La Vérité entre dans sa deuxième année. Regardons l'avenir. Il reste à faire plus qu'il n'a été fait. La Vérité est actuellement l'organe d'un courant d'idées : elle doit devenir un organe d'action de masses. Le but n'est pas tout proche. Les principales tâches sont encore devant nous. Mais déjà, actuellement, il n'est pas douteux que les grains semés pendant les douze mois écoulés commenceront dans cette deuxième année à donner les pousses espérées [6].
Notes
[1] Cette lettre est adressée à La Vérité à l'occasion de son premier anniversaire.

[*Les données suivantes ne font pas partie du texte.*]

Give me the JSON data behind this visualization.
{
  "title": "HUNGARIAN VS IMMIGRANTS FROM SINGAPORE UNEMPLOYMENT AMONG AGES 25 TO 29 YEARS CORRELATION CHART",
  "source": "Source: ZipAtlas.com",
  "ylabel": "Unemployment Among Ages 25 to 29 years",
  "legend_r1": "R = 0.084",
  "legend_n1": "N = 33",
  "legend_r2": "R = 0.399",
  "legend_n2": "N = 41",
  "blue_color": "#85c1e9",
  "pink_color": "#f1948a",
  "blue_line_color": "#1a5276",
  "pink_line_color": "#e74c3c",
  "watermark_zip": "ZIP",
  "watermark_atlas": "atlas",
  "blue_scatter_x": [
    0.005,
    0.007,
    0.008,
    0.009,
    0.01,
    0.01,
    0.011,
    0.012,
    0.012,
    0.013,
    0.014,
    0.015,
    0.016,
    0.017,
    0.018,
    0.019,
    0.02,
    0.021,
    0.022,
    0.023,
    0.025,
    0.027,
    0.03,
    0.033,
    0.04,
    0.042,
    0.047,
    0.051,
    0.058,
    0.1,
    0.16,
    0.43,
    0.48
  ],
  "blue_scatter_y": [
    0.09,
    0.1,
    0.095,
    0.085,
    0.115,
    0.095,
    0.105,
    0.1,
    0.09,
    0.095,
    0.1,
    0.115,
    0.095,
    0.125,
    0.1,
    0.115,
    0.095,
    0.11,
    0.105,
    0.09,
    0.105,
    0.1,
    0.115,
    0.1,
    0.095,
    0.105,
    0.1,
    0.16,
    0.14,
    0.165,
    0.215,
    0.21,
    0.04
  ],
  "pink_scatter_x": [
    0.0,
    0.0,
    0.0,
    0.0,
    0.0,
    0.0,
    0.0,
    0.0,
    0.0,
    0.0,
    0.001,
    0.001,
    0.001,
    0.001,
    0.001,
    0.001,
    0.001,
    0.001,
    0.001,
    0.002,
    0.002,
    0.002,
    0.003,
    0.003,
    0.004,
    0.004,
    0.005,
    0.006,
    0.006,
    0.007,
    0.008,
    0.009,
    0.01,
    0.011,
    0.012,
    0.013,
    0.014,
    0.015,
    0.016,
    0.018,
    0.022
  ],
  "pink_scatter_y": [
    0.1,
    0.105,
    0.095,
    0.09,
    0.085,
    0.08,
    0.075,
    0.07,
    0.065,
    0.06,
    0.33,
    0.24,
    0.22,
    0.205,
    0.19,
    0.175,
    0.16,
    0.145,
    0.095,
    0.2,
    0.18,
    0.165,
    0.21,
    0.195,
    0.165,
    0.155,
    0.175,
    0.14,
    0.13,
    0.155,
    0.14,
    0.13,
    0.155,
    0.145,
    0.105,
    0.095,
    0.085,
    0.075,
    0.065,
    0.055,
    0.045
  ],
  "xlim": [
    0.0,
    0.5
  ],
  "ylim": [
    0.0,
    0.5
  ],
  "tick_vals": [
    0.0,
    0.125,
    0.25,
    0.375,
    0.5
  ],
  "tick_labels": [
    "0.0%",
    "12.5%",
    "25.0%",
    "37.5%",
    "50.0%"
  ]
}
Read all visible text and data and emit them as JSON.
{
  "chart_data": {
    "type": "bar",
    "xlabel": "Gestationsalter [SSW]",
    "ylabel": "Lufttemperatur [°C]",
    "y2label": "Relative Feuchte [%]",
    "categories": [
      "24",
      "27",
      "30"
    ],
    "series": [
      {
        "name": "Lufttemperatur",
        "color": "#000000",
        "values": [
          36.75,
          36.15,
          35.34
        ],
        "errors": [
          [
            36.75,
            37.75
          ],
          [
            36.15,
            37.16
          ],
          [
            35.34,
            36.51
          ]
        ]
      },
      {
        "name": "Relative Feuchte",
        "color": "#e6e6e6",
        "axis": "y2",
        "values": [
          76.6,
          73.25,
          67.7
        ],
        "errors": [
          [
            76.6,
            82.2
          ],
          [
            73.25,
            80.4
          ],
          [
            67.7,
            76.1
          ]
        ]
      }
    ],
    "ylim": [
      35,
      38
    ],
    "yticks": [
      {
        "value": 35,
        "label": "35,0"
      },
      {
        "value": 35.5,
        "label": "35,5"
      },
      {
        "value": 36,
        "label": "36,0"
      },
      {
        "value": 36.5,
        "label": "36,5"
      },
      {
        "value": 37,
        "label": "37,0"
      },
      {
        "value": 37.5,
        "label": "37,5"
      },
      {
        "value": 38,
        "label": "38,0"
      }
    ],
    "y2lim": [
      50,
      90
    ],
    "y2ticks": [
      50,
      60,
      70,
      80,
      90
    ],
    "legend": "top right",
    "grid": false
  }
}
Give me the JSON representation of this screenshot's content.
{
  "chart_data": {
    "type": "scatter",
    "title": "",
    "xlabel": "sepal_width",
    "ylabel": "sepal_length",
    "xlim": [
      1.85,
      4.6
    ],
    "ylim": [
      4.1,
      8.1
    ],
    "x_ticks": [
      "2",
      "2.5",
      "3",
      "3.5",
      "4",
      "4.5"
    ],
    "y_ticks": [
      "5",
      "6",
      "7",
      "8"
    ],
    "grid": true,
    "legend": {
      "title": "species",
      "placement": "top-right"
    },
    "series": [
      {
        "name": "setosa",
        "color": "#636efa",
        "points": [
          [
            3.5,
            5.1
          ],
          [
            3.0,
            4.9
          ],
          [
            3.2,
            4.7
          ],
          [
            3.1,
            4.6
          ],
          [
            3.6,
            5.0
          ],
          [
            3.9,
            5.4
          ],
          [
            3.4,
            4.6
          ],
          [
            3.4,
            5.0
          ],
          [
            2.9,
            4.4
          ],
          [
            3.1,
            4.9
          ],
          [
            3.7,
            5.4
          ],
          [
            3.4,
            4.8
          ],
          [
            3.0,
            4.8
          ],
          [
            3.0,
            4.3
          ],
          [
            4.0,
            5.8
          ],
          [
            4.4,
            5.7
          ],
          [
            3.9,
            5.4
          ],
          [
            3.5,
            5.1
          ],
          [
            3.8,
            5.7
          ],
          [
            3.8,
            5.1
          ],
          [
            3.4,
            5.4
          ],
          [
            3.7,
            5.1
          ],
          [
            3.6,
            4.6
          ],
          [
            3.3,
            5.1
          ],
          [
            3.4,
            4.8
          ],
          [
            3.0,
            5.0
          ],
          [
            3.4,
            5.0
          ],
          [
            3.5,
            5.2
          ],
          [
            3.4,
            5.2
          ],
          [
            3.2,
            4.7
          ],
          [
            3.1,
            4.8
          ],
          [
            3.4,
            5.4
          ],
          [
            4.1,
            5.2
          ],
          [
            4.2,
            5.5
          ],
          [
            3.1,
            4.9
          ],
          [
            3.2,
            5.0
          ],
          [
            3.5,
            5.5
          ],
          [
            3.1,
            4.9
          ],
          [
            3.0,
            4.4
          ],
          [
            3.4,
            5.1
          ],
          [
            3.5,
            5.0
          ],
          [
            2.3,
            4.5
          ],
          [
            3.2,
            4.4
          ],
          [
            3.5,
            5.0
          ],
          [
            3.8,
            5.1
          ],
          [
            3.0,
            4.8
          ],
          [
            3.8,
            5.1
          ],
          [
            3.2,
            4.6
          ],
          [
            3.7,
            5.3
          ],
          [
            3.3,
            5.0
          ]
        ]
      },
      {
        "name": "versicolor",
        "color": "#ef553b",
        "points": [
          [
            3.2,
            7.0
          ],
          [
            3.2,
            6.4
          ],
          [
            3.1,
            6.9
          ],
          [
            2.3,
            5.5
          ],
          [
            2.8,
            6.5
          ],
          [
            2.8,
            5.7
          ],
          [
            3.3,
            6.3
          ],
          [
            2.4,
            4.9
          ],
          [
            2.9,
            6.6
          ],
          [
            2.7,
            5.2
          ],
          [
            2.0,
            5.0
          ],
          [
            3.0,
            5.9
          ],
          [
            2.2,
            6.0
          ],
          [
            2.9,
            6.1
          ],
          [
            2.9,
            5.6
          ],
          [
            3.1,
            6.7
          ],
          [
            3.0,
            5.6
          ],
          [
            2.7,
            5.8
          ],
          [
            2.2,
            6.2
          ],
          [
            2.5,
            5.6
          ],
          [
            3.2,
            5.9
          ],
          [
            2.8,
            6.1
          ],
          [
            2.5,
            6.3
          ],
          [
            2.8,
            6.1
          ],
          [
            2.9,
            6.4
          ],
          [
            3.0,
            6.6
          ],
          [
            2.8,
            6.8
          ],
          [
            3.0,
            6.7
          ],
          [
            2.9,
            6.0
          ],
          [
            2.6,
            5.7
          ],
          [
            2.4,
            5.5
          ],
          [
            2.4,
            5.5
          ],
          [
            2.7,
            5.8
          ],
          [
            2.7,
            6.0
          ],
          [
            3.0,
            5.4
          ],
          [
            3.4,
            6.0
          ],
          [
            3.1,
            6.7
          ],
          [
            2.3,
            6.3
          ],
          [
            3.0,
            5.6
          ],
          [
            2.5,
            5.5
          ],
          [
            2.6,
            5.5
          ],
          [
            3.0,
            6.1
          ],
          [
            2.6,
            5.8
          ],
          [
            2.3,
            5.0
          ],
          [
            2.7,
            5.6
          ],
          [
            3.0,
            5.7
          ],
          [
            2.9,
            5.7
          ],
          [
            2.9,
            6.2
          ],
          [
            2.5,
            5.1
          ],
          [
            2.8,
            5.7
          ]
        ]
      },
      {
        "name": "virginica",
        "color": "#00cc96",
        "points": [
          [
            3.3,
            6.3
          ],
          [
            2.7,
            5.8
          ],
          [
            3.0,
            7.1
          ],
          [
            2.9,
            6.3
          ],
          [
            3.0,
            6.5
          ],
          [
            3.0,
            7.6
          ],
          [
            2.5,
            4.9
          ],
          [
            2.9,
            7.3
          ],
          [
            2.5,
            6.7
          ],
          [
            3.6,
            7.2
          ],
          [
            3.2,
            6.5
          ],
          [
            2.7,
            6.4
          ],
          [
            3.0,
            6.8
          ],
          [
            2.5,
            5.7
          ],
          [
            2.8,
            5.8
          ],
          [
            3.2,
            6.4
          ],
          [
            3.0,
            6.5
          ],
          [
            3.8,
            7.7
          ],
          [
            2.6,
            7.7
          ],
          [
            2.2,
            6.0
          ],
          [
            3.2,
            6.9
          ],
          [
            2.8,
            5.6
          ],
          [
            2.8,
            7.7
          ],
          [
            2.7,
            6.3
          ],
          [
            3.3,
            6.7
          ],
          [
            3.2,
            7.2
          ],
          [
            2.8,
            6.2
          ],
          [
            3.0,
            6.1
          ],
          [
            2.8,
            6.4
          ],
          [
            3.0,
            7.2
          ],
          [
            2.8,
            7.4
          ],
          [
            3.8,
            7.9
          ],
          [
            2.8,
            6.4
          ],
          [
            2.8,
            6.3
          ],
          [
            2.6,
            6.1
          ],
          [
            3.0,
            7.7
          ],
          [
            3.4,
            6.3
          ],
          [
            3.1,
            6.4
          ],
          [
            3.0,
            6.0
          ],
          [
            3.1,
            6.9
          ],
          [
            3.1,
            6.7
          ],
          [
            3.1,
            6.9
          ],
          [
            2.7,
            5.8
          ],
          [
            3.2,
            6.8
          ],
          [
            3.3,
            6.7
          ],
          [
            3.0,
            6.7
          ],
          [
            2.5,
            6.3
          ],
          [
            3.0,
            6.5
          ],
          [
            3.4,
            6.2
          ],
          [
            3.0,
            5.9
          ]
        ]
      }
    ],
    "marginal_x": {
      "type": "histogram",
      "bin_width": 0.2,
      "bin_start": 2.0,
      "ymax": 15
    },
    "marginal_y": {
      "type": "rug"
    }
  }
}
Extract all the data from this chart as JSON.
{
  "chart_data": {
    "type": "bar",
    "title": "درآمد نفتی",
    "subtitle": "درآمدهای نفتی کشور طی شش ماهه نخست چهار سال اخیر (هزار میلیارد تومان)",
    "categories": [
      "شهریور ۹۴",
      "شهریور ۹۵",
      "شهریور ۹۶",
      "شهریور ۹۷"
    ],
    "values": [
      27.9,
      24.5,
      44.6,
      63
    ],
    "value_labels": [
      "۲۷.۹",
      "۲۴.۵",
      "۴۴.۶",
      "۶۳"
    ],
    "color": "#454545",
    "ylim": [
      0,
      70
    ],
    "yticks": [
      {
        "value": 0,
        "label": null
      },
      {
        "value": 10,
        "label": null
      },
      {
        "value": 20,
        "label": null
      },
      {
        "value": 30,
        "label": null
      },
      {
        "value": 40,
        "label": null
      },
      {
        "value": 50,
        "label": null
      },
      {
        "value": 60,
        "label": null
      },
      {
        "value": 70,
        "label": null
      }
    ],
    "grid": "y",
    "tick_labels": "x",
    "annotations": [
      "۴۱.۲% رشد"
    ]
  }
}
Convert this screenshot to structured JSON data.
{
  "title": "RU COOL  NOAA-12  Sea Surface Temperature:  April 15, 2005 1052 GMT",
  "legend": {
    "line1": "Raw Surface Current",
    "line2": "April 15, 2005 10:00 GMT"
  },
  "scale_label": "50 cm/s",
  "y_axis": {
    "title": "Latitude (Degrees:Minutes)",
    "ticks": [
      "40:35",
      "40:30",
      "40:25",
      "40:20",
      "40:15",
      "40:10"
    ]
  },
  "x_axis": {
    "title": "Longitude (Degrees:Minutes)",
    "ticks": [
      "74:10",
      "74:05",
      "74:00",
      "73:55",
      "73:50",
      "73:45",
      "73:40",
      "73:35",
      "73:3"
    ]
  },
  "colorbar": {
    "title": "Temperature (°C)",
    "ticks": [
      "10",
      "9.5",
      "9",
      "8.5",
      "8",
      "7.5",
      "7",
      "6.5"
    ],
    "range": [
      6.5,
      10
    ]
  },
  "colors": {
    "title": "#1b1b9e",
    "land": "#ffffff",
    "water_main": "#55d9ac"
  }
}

Il est bon de souligner son contexte politique : elle est rédigée au moment où le P.C. est en train d'opérer le " tournant " de 1930. Dicté par le secrétariat politique de l'I.C. (résolution des Cahiers du bolchevisme, décembre 1929, pp. 914), le tournant fut annoncé par une lettre du B. P. et, selon l'Humanité, "organisé par le C.C. des 17 et 18 juillet". C'est à cette occasion que Thorez lança son célèbre appel : " Que les bouches s'ouvrent! ".
[2] L'I.C. crut possible, à l'automne 1923, la préparation de "l'Octobre allemand" et s'y consacra activement. Mais cette grande entreprise se termina par un fiasco. La direction de I'I.C., Zinoviev en tête, fit de Brandler, chef du P.C. allemand, le responsable de cette défaite sans combat. Trotsky incrimina la direction de l'l.C. et du parti russe. Les hostilités à l'intérieur du parti bolchevique, retardées par l'attente des événements allemands, reçurent de cet échec une impulsion décisive.
[3] C'est en 1927 que Tchang Kaï-chek, chef du Kuomintang, massacra les communistes de Shanghaï qui lui avaient ouvert les portes de la ville. L'opposition de gauche avait vivement critiqué la soumission du P.C. chinois, imposée par Staline, aux ordres du Kuomintang de Tchang. Voir P. Broué, La question chinoise dans l'internationale communiste (E.D.I. 1966).
[4] Le même numéro de La Vérité publie une lettre du C.E. de la Ligue adressée " à tous les membres du parti " et intitulée : " Devant le tournant ". Elle déclare notamment : " De nombreux camarades oppositionnels ont été justement exclus pour avoir fait ces critiques, pour avoir dénoncé la " troisième période ", et c'est seulement avec eux, c'est avec leur participation et le large appui de la base que le tournant ne serait pas une comédie opportuniste, mais un revirement sérieux, une refonte de la politique de notre parti. " La lettre réclame en outre " la réintégration de l'Opposition de gauche dans l'Internationale Communiste et le retour de l'Opposition russe et de Trotsky à leurs postes de travail ". Elle affirme : " Si la direction refuse notre réintégration, c'est justement parce qu'au fond elle ne renonce pas à ses erreurs et prépare encore les pires bêtises opportunistes. "
[5] Trotsky pensait que le "tournant" dans le P.C. et les promesses d'un meilleur régime interne étaient une concession aux militants imposée par la nécessité de les soustraire à l'influence de La Vérité.
[6] En réalité, le "tournant" dans le P.C. allait ouvrir la première crise sérieuse au sein de la Ligue communiste. L'ancienne direction de Naville, accusée par Molinier-Frank de "n'avoir plus de politique" et de ne pas exploiter dans le P.C. les conséquences du tournant, allait laisser la place à ses détracteurs. Molinier voulait "jouer le jeu" du tournant et se fit une gloire auprès de ses camarades "d'avoir donné une poignée de mains à Semard" lors d'une entrevue avec les dirigeants du P.C. pour demander la réintégration des oppositionnels exclus.